According to Muliak, ICD-11 will not involve as great a transition as the leap from ICD-9 to ICD-10, at least from a systems and documentation point. However, it will incorporate new medical terminology called the Systematized Nomenclature of Medicine (SNOMED). "SNOMED adds a whole new element, but from a coding standpoint, in terms of structure, it will not be as big of a leap," Muliak says. "In transitioning from ICD-9 to ICD-10, we went from five digits to seven digits, and we went from having a majority of numbers to everything starting with a letter, which required specific system changes."

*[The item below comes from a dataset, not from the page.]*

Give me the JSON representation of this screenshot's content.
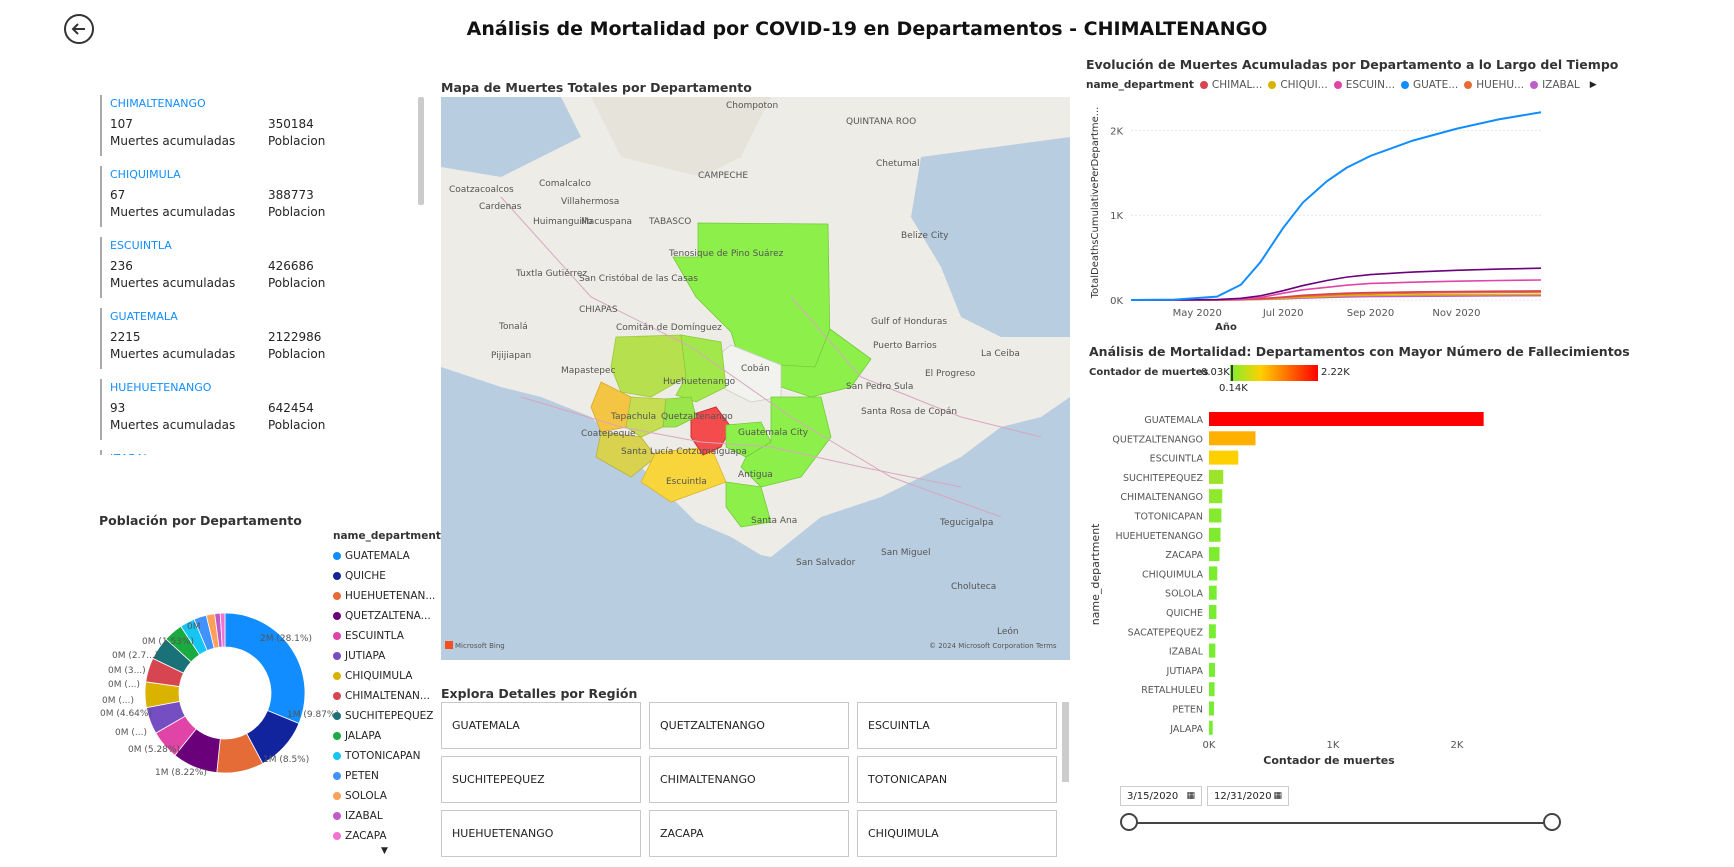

And what happens if claims are denied? "The radiologist's billing and coding staff would determine the cause of denial, correct the cause by supplying additional information, and resubmit the claim," Mabry says. Overall, radiologists should not take the brunt of the blame since they can work only with the material they are provided, Isenberg notes, adding that, if necessary, radiologists should send orders back to the physician to acquire more information.
While the grace period has lessened the financial blow to radiology practices, Mabry also credits practices for their preparation efforts. "Medicare's flexibility in accepting ICD-10-CM codes has helped lessen the negative impact, but also, for the most part, radiology practices and their claims processing vendors had time to adapt before ICD-10 went into effect," he says.
That time to adapt will help them face the impact when the grace period is lifted, Mabry adds. "Will that impact be greater? Maybe," he says, "but radiology departments and practices will have had time to improve their processes."